Reporting Adverse Drug Reactions: A guide for healthcare professionals


May 2006

Why are pharmacovigilance and reporting ADRs important?
The limitations of clinical trials mean that when a drug is first marketed, much may be known about its efficacy while relatively little may be known about its safety (see box 1) (see reference 14). For example, at least 30,000 people need to use a medication in order to identify, with 95 per cent power, an adverse reaction with an incidence of one in 10,000.8 A relative lack of widespread clinical trials for medicines to treat children means that many drugs are initially only licensed for use in adults, which can leave ‘no alternative to the prescriber than to use “off-label” and unauthorised products’ (see reference 15) in this population. Thus, the need for post-marketing surveillance can be seen as a means to identify drug safety problems not picked up by pre-marketing tests and promulgate any necessary advice and/or regulatory action to prescribers and users.

Pharmacovigilance through, for example, spontaneous ADR reporting or large scale databases, is used to generate hypotheses and signals about potential hazards of marketed drugs that require further investigation. Spontaneous reporting of suspected ADRs is particularly useful in identifying rare or delayed reactions; as such a system enables medicines to be monitored throughout their lifetime. See appendix B for some of the more recent drug safety problems to be identified by the Yellow Card spontaneous ADR reporting scheme.

Limitations of most clinical trials in highlighting a drug’s safety
  • Homogeneous sample populations
    Most trials assess relatively healthy patients with only one disease and mostly exclude specific groups such as pregnant women, children, and elderly people.
  • Sample size
    Small sample size (up to 1,000 patients) reduces the chance of finding rare adverse effects.
  • Limited duration
    Trials of short duration preclude the discovery of long-term consequences such as cancer.
  • Inability to predict the real world
    Drug interactions can be substantial in a population as patients may take drugs concomitantly, a situation that can almost never be predicted from clinical trials.
Source: Stricker B & Psaty B (2004)

In addition to contributing to the safety profiles of existing drugs, pharmacovigilance activities help to improve the knowledge set and contribute to the breadth of epidemiological data.

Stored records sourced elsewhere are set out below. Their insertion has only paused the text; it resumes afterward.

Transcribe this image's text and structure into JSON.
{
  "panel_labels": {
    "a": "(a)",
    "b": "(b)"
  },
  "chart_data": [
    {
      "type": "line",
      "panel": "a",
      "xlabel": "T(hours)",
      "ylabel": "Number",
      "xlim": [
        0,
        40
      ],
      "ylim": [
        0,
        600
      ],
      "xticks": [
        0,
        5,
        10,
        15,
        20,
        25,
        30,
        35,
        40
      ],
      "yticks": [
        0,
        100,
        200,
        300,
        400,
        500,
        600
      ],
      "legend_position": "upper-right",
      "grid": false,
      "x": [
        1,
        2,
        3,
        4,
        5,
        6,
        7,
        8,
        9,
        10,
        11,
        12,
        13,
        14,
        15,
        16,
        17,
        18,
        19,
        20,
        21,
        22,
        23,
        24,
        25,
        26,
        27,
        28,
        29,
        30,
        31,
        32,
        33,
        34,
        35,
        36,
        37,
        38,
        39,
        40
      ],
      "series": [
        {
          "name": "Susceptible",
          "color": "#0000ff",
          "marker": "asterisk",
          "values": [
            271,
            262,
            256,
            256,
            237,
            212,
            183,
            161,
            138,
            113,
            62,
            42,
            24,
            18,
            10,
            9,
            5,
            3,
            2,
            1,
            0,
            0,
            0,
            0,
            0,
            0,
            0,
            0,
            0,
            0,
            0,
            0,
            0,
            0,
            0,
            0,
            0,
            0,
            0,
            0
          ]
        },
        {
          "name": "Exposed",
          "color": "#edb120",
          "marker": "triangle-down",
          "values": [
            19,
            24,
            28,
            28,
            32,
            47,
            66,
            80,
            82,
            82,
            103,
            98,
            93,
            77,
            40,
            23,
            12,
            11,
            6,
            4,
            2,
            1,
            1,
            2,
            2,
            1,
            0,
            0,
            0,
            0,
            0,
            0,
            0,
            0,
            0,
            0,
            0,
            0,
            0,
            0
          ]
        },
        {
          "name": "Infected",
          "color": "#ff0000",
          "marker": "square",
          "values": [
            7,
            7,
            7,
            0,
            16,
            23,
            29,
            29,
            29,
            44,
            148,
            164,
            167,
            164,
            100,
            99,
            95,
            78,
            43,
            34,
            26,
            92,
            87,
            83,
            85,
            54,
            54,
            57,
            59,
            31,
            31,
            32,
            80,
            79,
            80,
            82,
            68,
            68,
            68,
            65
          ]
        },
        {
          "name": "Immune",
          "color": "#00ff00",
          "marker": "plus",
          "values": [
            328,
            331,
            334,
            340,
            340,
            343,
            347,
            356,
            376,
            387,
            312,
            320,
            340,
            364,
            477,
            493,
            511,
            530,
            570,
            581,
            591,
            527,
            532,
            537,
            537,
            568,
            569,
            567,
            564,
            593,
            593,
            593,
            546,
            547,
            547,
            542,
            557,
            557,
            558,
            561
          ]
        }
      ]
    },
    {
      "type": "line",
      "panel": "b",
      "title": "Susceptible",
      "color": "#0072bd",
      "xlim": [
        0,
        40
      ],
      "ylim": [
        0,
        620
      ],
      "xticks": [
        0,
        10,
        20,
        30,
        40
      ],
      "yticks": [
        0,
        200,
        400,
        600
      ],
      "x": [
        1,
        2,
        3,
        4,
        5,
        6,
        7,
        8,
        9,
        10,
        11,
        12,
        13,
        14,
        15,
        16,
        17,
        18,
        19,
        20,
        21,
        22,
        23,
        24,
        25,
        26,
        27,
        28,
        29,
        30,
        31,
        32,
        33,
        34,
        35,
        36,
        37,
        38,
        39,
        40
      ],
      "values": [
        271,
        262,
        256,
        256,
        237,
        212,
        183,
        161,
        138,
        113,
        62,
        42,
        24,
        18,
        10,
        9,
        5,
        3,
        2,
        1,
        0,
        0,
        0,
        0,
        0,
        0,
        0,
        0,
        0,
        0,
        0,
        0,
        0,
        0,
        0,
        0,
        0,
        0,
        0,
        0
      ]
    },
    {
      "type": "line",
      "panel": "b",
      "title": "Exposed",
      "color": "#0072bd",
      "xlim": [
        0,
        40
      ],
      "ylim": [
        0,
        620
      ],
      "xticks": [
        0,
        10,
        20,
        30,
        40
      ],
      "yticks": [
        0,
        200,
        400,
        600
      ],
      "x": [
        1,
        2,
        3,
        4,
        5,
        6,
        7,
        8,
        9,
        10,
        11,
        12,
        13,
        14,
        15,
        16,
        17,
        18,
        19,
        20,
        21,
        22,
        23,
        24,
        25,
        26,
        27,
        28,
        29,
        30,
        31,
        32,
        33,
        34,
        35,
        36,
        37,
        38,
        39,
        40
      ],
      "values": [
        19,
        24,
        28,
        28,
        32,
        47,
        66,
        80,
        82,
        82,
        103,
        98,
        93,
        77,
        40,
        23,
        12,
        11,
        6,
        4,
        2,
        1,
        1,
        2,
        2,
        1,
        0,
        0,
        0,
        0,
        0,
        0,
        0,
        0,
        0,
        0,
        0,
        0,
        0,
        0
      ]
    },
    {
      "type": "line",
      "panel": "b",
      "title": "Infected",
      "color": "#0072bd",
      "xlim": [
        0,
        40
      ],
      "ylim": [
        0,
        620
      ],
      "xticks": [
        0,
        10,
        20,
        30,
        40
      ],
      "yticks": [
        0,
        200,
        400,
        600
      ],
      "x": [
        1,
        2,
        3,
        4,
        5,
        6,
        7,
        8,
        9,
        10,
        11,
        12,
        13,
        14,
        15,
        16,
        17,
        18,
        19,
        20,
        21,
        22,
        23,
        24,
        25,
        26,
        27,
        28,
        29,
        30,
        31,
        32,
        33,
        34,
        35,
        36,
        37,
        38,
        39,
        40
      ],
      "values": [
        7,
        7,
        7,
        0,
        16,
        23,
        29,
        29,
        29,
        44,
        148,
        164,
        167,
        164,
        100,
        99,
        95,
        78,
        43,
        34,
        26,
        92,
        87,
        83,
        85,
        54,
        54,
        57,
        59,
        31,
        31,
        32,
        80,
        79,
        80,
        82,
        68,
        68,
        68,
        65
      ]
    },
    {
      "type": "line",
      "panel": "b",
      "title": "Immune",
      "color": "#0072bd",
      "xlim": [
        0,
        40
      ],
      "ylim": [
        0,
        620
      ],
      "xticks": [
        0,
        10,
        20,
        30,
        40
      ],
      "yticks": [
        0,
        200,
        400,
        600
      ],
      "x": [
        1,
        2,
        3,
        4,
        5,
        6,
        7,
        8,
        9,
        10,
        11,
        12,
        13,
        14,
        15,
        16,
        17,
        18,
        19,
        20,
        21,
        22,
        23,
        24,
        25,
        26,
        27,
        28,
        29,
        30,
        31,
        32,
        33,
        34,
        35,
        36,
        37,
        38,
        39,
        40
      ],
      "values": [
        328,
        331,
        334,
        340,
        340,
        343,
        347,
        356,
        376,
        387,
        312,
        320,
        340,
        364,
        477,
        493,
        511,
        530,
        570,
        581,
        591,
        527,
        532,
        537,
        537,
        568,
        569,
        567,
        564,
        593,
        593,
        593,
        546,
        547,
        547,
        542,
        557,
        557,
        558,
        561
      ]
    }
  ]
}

Pharmacovigilance is, therefore, vital for the advancement of future research, medical understanding, drug development and epidemiological studies. Large-scale databases containing longitudinal patient or prescription data reflect routine usage of medications in the general population and provide denominator data which can be used to identify trends (see reference 16).

Any improvements in drug safety or understanding will ultimately lead to improvements in patient care and thus the benefits of effective pharmacovigilance should be appreciated and pursued by all healthcare professionals. Effective spontaneous reporting of suspected ADRs also relies on good communication between healthcare professionals and patients, which in turn should assist good relationships and can improve patient care.

As the Yellow Card Scheme relies on the goodwill of reporters, healthcare professionals should consider it their professional duty to report ADRs. The importance of pharmacovigilance and reporting ADRs is reflected in the General Medical Council’s (GMC) core guidance Good medical practice, which states that in providing care, doctors have a duty to ‘report adverse drug reactions as required under the relevant reporting scheme, and cooperate with requests for information from organisations monitoring the public health’ (see reference 17).